For my part, I am both reticent and overeager to share.
I always find myself answering, “He’s holding steady,” and then launching into all the little negative changes I’ve noticed, interrupting myself to say, “I know this sounds trivial but…”
Because, really, I don’t know how he is.
Ralph is scheduled for his annual testing in two months. As the appointment nears, I find myself thinking about it more and more with both dread and anticipation. (Ralph doesn’t know it is coming up and there is no reason to mention it; either he would quickly forget or the fact of the looming appointment would lodge like a lost jigsaw puzzle piece in his memory, making him anxious on a constant basis.)

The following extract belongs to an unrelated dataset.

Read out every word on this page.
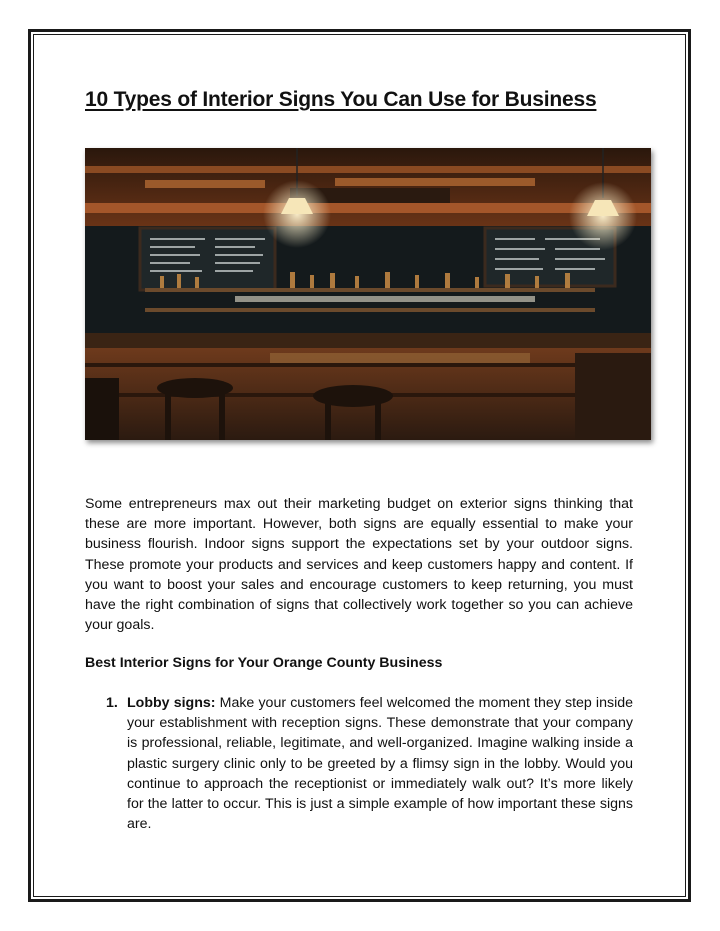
10 Types of Interior Signs You Can Use for Business

Some entrepreneurs max out their marketing budget on exterior signs thinking that these are more important. However, both signs are equally essential to make your business flourish. Indoor signs support the expectations set by your outdoor signs. These promote your products and services and keep customers happy and content. If you want to boost your sales and encourage customers to keep returning, you must have the right combination of signs that collectively work together so you can achieve your goals.

Best Interior Signs for Your Orange County Business
1. Lobby signs: Make your customers feel welcomed the moment they step inside your establishment with reception signs. These demonstrate that your company is professional, reliable, legitimate, and well-organized. Imagine walking inside a plastic surgery clinic only to be greeted by a flimsy sign in the lobby. Would you continue to approach the receptionist or immediately walk out? It’s more likely for the latter to occur. This is just a simple example of how important these signs are.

Whenever I think that Ralph’s cognitive abilities have slipped, I wonder if I am over-analyzing. This testing will tell me if we are maintaining the status quo. But a sliver of me also wants to hear that my perception of Ralph’s condition worsening is correct.
This is not comfortable to admit. I realize it sounds as if I want Ralph’s diagnosis to be worse than it has been. Maybe part of me does; the Purgatory of our current status quo is certainly preferable to the Hell that may well lie ahead, but the gray haze of impermanence is difficult to sustain emotionally. Sometimes I just want to know the worst and get on with it.
Also I can’t help hoping that once we have definitively crossed the River Styx from MCI to Alzheimer’s, Ralph will be more willing to discuss our situation and plan for the future (ie. leaving the farm) in ways he will not consider now—of course I realize that not only is this wishful thinking but dangerous wishing because what is more likely is that once is denial defense system stops working, a spiral of distress will set in.
So I mostly hope that I am wrong, and that he IS holding steady…that as imperfect as things are, we can continue to muddle along as long as we can. Like any couple in a marriage full of ups and downs.